I'd known next to nothing about neutron stars the day the puppeteer picked me up. Now I was an expert. And I still had no idea what was waiting for me when I got down there.
All the matter you're ever likely to meet will be normal matter, composed of a nucleus of protons and neutrons surrounded by electrons in quantum energy states. In the heart of any star there is a second kind of matter, for there the tremendous pressure is enough to smash the electron shells. The result is degenerate matter nuclei forced together by pressure and gravity but held apart by the mutual repulsion of the more or less continuous electron «gas» around them. The tight circumstances may create a third type of matter.

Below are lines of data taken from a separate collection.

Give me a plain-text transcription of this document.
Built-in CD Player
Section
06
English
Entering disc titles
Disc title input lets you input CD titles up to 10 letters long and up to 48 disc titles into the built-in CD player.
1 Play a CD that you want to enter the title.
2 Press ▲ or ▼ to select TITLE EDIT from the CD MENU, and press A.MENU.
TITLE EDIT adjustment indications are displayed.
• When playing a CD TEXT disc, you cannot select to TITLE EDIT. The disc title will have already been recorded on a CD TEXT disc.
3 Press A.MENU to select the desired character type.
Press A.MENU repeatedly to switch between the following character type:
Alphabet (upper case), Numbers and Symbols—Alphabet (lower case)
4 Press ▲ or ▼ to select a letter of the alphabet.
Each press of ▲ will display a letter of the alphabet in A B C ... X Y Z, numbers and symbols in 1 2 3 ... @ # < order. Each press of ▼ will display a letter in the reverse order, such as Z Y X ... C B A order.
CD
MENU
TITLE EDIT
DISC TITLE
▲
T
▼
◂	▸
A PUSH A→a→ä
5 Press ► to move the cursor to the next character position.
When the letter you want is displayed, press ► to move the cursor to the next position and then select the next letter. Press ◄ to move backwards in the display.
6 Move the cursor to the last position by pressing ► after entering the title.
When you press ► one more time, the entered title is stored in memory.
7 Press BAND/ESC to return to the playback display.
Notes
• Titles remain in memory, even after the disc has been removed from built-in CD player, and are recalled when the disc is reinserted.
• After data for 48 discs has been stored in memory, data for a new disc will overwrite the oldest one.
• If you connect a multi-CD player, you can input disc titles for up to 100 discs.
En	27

Given: a burned-out white dwarf with a mass greater than 1.44 times the mass of the sun — Chandrasekhar's Limit, named for an Indian-American astronomer of the 1900s. In such a mass the electron pressure alone would not be able to hold the electrons back from the nuclei. Electrons would be forced against protons — to make neutrons. In one blazing explosion most of the star would change from a compressed mass of degenerate matter to a closely packed lump of neutrons: neutronium, theoretically the densest matter possible in this universe. Most of the remaining normal and degenerate matter would be blown away by the liberated heat.
For two weeks the star would give off X rays as its core temperature dropped from five billion degrees Kelvin to five hundred million. After that it would be a light-emitting body perhaps ten to twelve miles across: the next best thing to invisible. It was not strange that BVS-1 was the first neutron star ever found.